Yes, that is what you are looking for, and unfortunately, it was removed as analysis type because nobody used it and it wasn’t accurate in most cases anyway. All is not lost, however, if you go into simulation control and select initialise with a potential flow (it might already be set as true?) then the time step 0 will have the results of the potential flow simulation (we use it to get a better set of initial conditions). The catch is, that I am not sure if lift and drag values are reported for 0-time step, if so great, else, you might have to do some imaginative post-processing in paraview.
Also, I read a paper showing that in 2D cases lift and drag values for both Blade Element Momentum Theory and CFD both showed to have a similar lift and drag values and were similar to experimental also, now, it could be that the CFD model could be run through a mesh independence study to get more accurate results, but I would not have said that the level of indifference could be corrected. My theory is that a 3D BEM doesn’t solve things like lift-induced drag caused by tip vortexes and the like, however, at this moment cannot find a paper to back it.

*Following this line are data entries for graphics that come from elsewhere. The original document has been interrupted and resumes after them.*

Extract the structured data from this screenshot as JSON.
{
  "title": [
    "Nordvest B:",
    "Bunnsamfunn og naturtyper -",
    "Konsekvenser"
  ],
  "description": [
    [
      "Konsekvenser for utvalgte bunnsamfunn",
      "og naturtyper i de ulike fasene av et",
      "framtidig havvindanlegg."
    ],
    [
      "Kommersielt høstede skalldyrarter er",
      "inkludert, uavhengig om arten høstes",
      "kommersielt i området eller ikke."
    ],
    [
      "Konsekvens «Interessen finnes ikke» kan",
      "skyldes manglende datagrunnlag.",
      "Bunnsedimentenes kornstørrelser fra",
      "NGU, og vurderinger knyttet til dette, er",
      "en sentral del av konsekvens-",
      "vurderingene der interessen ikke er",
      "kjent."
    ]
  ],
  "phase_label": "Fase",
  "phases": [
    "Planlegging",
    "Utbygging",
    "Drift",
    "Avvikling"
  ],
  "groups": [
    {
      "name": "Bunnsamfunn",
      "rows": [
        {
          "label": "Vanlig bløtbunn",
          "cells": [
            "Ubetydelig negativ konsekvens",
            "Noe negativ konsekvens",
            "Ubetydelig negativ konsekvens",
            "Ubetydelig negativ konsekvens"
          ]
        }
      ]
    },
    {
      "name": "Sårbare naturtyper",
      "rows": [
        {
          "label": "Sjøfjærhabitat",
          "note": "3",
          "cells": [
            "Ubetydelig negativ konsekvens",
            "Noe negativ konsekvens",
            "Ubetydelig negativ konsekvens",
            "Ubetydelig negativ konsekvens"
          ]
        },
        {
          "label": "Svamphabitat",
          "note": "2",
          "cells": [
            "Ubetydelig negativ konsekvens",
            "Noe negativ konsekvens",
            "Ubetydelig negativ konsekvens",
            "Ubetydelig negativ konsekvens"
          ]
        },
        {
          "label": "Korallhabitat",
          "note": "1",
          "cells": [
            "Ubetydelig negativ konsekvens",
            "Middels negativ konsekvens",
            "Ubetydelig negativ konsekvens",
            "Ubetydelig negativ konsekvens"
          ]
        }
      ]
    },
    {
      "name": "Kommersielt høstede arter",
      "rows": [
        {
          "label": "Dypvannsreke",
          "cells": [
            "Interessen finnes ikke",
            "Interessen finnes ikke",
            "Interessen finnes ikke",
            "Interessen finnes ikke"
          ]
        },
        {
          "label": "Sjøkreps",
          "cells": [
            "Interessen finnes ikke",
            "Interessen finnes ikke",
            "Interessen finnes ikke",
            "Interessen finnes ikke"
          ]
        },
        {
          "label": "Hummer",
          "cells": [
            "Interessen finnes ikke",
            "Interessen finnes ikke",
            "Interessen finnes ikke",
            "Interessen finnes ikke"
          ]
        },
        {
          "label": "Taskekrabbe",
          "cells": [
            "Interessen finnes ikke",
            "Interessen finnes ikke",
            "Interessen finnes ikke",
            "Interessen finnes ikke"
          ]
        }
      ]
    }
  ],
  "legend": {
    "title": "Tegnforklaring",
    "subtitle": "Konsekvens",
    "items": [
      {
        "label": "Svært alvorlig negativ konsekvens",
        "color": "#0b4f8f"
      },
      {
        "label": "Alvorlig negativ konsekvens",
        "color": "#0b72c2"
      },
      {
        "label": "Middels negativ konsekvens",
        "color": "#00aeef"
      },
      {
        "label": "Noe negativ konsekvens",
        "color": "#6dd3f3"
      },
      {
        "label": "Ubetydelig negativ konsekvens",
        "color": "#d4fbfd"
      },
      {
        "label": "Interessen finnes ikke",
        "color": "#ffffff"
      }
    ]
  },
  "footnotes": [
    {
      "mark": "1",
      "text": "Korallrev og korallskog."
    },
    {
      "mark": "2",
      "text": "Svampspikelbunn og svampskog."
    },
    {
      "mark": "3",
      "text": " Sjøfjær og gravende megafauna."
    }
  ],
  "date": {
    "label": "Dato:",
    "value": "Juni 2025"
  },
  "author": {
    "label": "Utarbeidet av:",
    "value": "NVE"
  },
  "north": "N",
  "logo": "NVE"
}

If I had to do what you are doing, I would be tempted to go 2D, not because it is what I want to simulate, but because it would prove to myself that the setup is valid and that CFD does agree with xfoil, and if so, move on with the assumption that the 3D results would also be correct. This is because, despite apparent simplicity, wings are not easy things to simulate, and if sufficient mesh is not present where needed, then this could skew results. And knowing what the results should be, compared to CFD, we can easily determine what is working and what isn’t, at this moment in time, both BEM and CFD could equally be valid, we just don’t know
Ok, there is no reason why this error happened, it looks to me like it just crashed, I will report this issue immediately, but for now please just restart the simulation, and most definitely let me know if it occurs again (I think it would be unlikely). Also, if I was selecting an instance to run on, I would probably pick a 16 or 32 core machine for a 3 million cell mesh, to be efficient but your choice might be worth checking you are actually saving time though.
Thanks, that simulation was eons ago in my 15 day learning curve , I have since learned a lot from different sources on # of core usage. In my memory now is #volumes/50,000 if #volumes < 500,000 else /100,000, whats your in brain memory formula? Also, what is in your memory for what to remember most about a mesh, nodes, faces or volumes?
Ahah, I don’t actually have a formula, I just tend to band into 3 categories, sub 1 million sub 16 cores, 1-5 million 16-32 cores, more than 5 million 16 core + depending on ram needed and how fast I want the results But that’s me just being lazy.
I remember volumes, I normally say mesh size, by that I mean size in terms of cell count. So 500k and 32 million, would be mesh sizes to me in terms of cells/volumes.